Miho Mazereeuw
Associate Professor, Architecture and Urbanism; Director, Urban Risk Lab at MIT
Miho Mazereeuw is an associate professor of architecture and urbanism at MIT and director of the Urban Risk Lab. Working in multiple scales with an interest in public spaces and the urban experience, she is known for her work in disaster resilience. In the Urban Risk Lab, multi-disciplinary groups of researchers work to innovate on technologies, materials, processes, and systems to reduce risk, and embed risk reduction and preparedness into the design of regions, cities and urban spaces. Mazereeuw is currently collaborating on projects with institutions and organizations in Thailand, India, Japan, Chile, and the United States. Her book, “Design Before Disaster,” is in final production with UVA Press.

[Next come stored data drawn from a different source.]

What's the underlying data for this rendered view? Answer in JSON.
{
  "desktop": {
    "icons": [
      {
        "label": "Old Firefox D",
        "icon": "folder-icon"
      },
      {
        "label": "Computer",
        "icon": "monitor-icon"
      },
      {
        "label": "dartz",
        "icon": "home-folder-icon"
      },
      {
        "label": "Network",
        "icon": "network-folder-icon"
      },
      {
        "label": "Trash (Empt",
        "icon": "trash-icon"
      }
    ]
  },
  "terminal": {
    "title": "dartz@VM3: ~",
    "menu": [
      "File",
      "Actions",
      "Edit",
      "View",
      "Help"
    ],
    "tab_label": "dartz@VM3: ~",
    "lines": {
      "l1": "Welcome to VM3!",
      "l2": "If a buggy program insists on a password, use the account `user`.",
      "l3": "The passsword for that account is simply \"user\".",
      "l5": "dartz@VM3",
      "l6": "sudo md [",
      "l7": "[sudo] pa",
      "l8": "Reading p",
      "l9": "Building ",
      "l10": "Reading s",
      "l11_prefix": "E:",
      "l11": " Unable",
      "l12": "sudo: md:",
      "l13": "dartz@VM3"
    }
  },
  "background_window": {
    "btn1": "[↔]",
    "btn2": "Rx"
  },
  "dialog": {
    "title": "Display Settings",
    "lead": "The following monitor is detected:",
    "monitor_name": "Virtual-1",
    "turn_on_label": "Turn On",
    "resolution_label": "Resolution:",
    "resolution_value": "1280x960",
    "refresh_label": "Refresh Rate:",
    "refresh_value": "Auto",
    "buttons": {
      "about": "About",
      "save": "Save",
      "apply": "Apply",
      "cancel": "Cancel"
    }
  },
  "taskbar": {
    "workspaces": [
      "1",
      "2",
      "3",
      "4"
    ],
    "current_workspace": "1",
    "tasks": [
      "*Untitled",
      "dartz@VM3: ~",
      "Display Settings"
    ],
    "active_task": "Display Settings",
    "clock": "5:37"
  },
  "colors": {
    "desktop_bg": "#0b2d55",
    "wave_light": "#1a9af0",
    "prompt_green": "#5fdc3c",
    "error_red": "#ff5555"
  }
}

Mazereeuw taught at the Harvard University Graduate School of Design and the University of Toronto prior to joining the MIT Faculty. She was an associate at the Office for Metropolitan Architecture and has worked in the offices of Shigeru Ban and Dan Kiley. She holds a BA with high honors in sculpture and in environmental science from Wesleyan University, and master’s degrees with distinction in architecture and landscape architecture from the Harvard Graduate School of Design, where she was awarded the Janet Darling Webel Prize, the Charles Eliot Traveling Fellowship, and the Arthur W. Wheelwright Fellowship.